Villepin imperturbable

Par Bernard M.
Publié le 02 avril 2006 à 11:43

Dans un entretien au JDD de ce jour, il affirme notamment ne pas avoir été désavoué par Jacques Chirac, tout en concédant du bout des lèvres " une part d'erreur "



A la question : "Le président de la République ne vient-il pas de vous désavouer ?", le Premier ministre répond: "Non. Nous vivons dans une époque où l'on cherche en permanence à monter les uns contre les autres. Ce n'est pas l'idée que je me fais de la politique.

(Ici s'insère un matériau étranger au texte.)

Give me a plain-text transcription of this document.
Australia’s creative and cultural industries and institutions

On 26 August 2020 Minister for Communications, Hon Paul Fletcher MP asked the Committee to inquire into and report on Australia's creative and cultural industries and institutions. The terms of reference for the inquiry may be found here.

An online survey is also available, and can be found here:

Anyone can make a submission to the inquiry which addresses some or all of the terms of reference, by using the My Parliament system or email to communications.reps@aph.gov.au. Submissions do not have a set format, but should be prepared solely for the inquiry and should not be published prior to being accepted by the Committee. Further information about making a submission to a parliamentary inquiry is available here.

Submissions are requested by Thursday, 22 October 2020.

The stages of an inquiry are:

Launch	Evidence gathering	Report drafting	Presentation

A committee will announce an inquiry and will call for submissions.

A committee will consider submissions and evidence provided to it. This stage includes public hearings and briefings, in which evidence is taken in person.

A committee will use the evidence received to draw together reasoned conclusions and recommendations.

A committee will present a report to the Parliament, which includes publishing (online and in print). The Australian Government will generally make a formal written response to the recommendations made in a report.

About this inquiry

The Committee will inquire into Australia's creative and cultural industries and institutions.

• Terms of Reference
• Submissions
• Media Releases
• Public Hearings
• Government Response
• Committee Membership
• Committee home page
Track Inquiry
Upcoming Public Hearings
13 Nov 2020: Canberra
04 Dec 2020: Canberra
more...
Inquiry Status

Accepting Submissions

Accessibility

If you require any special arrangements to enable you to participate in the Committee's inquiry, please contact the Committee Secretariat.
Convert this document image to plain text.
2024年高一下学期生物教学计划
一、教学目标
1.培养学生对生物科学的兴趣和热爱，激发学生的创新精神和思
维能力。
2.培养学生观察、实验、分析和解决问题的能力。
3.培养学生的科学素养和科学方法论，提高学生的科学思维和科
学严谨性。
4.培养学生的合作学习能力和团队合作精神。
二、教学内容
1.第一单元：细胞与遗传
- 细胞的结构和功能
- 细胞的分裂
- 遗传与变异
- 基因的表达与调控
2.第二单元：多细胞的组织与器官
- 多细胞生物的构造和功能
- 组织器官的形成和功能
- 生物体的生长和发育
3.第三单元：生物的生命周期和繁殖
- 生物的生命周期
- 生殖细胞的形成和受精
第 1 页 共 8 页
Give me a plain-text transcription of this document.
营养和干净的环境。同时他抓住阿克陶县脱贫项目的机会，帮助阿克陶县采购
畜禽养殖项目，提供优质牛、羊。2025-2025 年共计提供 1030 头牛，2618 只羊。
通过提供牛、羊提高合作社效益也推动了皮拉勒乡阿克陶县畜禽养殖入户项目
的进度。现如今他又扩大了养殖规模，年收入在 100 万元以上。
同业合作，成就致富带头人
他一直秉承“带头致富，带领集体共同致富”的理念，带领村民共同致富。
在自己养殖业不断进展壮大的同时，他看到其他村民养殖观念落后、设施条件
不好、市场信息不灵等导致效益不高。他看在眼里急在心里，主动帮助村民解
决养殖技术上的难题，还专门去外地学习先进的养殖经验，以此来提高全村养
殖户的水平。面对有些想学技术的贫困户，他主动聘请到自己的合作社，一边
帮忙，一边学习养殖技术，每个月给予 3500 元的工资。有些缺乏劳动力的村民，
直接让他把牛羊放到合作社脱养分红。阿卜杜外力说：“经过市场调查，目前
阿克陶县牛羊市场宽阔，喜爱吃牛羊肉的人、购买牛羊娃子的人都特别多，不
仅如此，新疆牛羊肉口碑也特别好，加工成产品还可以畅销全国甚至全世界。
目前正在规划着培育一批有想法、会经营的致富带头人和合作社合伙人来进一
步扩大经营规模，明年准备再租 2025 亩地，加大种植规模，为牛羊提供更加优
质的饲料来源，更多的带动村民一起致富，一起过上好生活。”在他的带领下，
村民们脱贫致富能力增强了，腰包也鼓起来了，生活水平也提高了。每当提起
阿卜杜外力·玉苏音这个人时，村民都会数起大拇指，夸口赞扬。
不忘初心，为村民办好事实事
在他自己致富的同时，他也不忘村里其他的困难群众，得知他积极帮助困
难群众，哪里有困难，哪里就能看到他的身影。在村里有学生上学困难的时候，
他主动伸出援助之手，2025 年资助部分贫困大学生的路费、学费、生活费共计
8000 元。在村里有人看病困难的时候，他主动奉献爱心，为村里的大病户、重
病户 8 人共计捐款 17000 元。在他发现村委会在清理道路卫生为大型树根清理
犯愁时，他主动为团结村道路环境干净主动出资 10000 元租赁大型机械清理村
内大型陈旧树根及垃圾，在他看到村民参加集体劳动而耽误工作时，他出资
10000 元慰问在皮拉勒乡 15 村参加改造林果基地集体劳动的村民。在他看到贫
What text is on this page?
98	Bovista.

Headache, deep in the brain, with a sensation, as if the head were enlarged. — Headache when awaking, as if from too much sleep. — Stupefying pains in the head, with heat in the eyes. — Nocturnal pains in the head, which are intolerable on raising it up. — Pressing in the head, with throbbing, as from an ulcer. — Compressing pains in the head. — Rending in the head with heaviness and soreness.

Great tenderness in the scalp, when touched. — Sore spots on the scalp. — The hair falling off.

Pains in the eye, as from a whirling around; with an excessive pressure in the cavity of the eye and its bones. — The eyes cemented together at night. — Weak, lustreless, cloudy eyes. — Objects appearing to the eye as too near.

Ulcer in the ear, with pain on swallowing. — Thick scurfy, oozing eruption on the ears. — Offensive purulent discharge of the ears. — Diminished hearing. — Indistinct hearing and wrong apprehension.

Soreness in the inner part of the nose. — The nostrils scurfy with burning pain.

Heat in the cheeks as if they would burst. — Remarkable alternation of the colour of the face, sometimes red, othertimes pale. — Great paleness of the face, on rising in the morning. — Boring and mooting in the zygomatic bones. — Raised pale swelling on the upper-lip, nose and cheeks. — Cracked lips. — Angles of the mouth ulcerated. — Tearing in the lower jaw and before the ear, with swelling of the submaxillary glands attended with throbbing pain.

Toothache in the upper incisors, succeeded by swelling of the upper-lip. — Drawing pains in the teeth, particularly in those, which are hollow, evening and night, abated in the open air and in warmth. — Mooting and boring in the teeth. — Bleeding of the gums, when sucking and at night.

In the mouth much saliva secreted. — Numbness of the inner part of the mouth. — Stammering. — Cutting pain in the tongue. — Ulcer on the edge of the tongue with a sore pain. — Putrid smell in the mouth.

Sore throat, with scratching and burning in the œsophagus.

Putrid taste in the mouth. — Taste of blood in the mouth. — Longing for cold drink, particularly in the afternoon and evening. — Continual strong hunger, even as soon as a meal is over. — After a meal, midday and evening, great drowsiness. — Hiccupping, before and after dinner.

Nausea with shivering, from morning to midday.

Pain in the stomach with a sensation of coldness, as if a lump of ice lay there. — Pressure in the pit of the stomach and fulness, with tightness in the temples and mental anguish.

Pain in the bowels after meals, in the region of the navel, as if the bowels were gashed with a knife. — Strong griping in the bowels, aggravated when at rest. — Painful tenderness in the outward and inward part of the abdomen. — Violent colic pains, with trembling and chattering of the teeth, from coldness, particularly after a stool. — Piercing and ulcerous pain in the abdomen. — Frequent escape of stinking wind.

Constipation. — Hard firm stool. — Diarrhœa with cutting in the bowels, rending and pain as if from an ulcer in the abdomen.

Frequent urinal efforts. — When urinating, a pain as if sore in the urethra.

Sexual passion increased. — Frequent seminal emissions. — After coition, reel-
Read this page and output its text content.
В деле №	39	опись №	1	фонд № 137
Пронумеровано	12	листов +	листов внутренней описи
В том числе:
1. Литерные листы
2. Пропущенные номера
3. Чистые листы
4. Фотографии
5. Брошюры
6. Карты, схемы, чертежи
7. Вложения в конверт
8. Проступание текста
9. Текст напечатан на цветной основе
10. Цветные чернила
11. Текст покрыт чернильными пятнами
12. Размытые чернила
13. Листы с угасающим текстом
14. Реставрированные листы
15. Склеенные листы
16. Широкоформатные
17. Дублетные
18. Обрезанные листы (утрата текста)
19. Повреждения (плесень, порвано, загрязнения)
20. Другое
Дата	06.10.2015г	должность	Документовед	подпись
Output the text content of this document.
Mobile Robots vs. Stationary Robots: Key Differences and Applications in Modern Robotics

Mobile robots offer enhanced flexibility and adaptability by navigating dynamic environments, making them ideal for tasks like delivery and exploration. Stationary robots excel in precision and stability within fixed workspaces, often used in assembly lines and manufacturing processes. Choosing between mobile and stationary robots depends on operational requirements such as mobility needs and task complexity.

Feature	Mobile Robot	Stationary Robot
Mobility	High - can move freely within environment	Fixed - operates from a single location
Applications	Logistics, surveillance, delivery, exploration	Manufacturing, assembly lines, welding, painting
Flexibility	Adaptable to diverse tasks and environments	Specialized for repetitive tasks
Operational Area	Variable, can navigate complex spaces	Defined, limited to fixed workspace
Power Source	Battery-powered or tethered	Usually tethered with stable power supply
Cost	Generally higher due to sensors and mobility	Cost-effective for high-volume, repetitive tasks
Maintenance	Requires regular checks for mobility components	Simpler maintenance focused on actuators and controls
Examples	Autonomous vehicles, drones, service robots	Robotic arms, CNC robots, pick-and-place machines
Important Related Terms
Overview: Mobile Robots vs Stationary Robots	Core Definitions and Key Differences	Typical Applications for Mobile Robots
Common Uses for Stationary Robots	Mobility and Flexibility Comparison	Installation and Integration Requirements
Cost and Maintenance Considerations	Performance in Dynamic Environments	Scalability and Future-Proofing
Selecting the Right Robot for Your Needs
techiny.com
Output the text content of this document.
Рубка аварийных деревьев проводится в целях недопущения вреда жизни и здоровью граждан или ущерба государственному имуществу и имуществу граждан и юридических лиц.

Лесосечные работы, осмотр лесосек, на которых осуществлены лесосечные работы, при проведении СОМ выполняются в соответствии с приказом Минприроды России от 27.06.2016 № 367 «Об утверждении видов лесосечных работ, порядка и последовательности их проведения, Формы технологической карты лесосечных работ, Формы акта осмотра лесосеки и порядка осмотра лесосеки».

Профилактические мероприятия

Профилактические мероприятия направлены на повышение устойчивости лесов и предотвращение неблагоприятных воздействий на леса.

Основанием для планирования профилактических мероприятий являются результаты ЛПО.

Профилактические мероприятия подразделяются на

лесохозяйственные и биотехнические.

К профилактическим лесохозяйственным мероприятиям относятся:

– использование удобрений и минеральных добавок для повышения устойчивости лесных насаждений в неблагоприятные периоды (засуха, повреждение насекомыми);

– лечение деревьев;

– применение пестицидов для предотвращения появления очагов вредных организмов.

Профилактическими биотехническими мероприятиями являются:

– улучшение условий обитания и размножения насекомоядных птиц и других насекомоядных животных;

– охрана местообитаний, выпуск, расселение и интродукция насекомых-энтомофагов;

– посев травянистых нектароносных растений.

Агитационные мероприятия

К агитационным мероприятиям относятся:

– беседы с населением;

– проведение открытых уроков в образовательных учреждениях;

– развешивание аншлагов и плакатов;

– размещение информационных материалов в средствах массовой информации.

Je refuse d'entrer dans ces jeux-là".



Assurant que M. Chirac a pris "une décision juste et respectueuse de nos institutions", M. de Villepin indique qu'il fera "les améliorations nécessaires" au CPE "avec Jean-Louis Borloo et Gérard Larcher", sans citer le président de l'UMP et ministre de l'Intérieur Nicolas Sarkozy.



Il confirme que les présidents des groupes UMP à l'Assemblée et au Sénat, Bernard Accoyer et Josselin de Rohan, "déposeront une proposition de loi à l'issue des concertations avec les organisations syndicales, qu'ils vont conduire en étroite liaison avec les ministres", reconnaissant ainsi qu'il n'en sera pas partie prenante.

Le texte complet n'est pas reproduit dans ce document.